Doch Patriotismus und Einsatz waren vergeblich: Sogenannte „Judenzählungen" in der Armee, diskriminierende Nachmusterungen, Ablehnung von Beförderungen und schließlich die „Dolchstoßlegende", die den deutschen Juden die Schuld an Deutschlands Niederlage im Ersten Weltkrieg zuwies, zerstörten diese Illusion. Diejenigen, die trotz allem ihrem deutschen Vaterland bedingungslos dienen wollten, mussten erfahren, dass Reichswehr, Stahlhelm und Wehrmacht zutiefst antisemitisch eingestellt waren und auf Dauer keine Juden als deutsche Soldaten in ihren Reihen duldeten. Mit dem Gesetz zur Wiederherstellung des Berufsbeamtentums vom 7. April 1933 endete für die deutschen jüdischen Soldaten, ja, für die deutschen Juden in ihrer Gesamtheit eine 120 Jahre alte Geschichte der Hoffnungen und Enttäuschungen, und der Weg in die Katastrophe, in das nationalsozialistische Menschheitsverbrechen begann.

Am 7. August 1939, neun Monate nach den Novemberpogromen, berichtete die New York Times unter der Überschrift „Prize for Nazi Stories", Wissenschaftler der Universität Harvard seien auf der Suche nach Augenzeugenberichten über das Leben in Deutschland vor und nach 1933 und hätten zu diesem Zweck einen Wettbewerb ausgeschrieben. Das Preisgeld betrage insgesamt 1000 Dollar, zur Teilnahme berechtigt sei jeder, der aufgrund eigener Erfahrungen berichten könne, wie sich der Alltag seit dem Machtantritt Hitlers verändert habe.

Mehr als 250 Manuskripte aus aller Welt gingen in Cambridge ein. Alle Berichte stimmten darin überein, dass die in der Nacht vom 9. auf den 10. November 1938 ungehemmt sich austobende Brutalität des Nationalsozialismus den größten Zivilisationsbruch der abendländischen Geschichte darstelle und es für einen deutschen Juden schlicht undenkbar sei, je wieder in diesem Land zu leben.

Das zum Druck vorgesehene Manuskript der eingesandten Augenzeugenberichte trug den Arbeitstitel „Nazi Madness: November 1938". Bedingt durch die Wirren des Krieges und der Nachkriegszeit, lag dieses Manuskript ein halbes Jahrhundert lang unbeachtet in einem Pappkarton, der im Laufe der Zeit immer staubiger wurde und eines Tages in Berkeley landete. Im Sommer 2008 wurde er zufällig entdeckt, das Manuskript, darunter Hugo Moses Niederschrift, danach zur Veröffentlichung vorbereitet. Dichte und Authentizität der Erinnerungen machen diese Aufzeichnungen zu zeitgeschichtlichen Dokumenten von hohem Rang.

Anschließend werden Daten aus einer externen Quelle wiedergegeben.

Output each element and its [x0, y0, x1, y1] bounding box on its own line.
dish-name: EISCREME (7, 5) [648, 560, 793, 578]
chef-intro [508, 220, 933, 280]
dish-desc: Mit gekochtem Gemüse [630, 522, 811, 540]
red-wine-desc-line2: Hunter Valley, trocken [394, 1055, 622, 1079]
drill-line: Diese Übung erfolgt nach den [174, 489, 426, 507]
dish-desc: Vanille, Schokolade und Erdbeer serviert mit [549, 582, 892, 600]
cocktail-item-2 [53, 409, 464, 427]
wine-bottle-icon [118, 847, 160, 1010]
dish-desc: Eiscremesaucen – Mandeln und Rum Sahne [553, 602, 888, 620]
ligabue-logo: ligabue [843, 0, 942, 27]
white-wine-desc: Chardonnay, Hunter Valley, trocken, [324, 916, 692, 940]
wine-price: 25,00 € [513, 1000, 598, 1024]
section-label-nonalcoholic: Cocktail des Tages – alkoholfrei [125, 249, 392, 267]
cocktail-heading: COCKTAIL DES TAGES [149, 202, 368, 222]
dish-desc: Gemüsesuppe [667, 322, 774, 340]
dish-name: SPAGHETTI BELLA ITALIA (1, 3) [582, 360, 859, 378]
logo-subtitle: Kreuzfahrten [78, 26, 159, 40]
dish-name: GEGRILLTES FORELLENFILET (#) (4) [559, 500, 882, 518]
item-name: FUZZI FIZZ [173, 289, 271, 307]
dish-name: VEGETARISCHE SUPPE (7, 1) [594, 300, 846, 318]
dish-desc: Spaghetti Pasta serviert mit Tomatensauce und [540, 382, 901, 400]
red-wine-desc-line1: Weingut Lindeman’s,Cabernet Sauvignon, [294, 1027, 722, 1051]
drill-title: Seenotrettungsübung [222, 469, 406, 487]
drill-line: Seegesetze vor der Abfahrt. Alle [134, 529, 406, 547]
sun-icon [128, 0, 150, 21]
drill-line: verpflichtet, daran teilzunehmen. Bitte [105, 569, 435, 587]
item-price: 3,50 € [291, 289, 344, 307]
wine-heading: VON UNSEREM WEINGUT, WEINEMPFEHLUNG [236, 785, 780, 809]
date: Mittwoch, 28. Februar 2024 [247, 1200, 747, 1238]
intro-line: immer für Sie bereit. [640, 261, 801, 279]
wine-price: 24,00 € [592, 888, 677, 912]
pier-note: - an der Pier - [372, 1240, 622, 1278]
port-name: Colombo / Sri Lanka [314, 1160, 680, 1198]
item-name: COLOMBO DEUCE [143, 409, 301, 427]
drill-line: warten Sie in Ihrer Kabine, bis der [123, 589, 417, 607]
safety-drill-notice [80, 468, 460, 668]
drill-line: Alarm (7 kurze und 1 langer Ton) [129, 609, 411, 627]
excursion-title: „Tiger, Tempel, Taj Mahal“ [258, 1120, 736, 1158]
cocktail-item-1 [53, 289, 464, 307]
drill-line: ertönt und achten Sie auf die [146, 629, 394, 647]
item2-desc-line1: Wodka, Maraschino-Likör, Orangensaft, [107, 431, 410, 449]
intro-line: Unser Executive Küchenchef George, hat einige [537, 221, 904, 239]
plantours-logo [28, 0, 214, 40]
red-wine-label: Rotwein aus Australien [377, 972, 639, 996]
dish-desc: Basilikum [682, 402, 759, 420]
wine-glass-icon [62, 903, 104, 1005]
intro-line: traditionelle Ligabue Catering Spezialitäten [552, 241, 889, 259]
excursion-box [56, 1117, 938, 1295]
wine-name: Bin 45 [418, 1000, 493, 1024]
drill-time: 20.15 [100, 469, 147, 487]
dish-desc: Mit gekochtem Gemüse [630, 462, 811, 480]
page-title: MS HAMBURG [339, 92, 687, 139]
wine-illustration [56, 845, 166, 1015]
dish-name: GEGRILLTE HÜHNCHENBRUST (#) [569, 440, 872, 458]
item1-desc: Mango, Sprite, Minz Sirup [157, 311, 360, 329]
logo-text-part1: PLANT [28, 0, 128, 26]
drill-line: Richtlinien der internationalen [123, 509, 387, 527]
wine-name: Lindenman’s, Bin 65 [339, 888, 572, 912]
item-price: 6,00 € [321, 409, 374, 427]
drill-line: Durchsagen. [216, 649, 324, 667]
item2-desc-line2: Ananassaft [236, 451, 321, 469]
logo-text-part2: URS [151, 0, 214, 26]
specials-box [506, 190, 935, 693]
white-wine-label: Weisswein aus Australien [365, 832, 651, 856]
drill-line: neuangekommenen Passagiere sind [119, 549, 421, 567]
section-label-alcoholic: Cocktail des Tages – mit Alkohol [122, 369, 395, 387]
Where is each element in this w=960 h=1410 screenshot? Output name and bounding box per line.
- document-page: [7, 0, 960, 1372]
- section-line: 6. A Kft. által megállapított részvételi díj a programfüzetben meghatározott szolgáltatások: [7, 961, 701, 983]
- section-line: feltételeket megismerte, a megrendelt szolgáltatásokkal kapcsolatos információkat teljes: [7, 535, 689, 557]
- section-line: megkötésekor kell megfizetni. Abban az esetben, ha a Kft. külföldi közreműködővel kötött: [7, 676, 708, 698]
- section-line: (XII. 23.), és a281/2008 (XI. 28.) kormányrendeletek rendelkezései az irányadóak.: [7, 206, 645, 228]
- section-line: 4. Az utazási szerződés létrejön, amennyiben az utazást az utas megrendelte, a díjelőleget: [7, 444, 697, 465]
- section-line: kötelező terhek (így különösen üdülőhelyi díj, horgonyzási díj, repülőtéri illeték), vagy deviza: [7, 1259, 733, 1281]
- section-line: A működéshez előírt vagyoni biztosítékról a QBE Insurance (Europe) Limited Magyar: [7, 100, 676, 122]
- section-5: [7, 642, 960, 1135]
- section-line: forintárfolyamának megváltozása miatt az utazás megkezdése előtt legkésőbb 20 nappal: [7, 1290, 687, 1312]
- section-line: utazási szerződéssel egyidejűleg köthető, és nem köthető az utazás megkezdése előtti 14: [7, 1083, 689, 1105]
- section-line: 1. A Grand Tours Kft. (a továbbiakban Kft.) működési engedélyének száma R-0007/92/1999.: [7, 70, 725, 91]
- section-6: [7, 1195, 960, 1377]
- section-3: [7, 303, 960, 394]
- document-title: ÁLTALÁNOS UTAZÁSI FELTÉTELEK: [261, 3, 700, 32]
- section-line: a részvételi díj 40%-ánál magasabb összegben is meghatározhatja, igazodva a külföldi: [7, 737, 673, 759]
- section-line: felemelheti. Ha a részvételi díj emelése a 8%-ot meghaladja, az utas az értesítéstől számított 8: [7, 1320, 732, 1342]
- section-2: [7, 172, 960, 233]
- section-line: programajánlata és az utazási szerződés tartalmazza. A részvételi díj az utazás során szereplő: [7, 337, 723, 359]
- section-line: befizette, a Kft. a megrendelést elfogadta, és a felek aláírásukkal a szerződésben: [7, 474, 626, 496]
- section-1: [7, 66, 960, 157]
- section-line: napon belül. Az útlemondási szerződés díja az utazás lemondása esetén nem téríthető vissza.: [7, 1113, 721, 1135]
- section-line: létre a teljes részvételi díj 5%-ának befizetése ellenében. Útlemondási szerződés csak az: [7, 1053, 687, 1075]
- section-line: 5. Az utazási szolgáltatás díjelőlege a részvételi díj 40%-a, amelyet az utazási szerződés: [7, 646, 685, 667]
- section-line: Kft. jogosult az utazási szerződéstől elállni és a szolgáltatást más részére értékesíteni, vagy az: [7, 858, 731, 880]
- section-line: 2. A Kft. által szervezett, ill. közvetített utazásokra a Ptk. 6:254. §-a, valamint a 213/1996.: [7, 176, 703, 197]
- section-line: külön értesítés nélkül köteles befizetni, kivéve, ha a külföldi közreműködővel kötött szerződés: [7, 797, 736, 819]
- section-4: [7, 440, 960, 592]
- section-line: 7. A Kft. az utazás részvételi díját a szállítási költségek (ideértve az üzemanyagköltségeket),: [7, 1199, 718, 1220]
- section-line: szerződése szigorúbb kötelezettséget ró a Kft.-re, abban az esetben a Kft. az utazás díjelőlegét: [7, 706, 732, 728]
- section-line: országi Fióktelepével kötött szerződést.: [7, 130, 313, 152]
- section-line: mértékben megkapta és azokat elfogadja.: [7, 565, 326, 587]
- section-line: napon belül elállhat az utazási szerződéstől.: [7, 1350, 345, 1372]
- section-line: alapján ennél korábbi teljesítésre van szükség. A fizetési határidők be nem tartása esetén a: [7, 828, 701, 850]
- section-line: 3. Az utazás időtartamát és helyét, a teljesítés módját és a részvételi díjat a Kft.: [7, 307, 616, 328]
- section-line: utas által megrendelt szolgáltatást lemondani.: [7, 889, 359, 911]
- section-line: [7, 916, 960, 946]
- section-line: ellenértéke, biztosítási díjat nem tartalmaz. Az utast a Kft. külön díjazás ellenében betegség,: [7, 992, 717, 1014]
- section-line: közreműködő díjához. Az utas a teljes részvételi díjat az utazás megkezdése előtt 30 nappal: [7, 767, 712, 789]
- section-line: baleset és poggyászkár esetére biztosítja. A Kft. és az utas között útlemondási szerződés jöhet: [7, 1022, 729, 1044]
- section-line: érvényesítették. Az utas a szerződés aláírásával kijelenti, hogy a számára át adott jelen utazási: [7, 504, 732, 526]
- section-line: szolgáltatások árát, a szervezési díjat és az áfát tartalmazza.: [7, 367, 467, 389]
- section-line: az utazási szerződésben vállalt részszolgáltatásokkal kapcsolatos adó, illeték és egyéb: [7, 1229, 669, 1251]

Wie in Hugo Moses Bericht zu lesen, liegt auch allen anderen Berichten die Gewissheit zugrunde, dass das jüdische Leben in Deutschland mit dem 9. November 1938 sein Ende gefunden hatte. Wie wir heute wissen, war dieser Tag eine Art Vorspiel für die drei Jahre später einsetzende millionenfache Vernichtung der Juden in allen von Deutschen besetzten Teilen Europas. Die zum Teil erschütternden Berichte dokumentieren gewissermaßen das Ende vor dem Ende – und halten für uns Nachgeborene das Rad der Geschichte einen Augenblick lang an.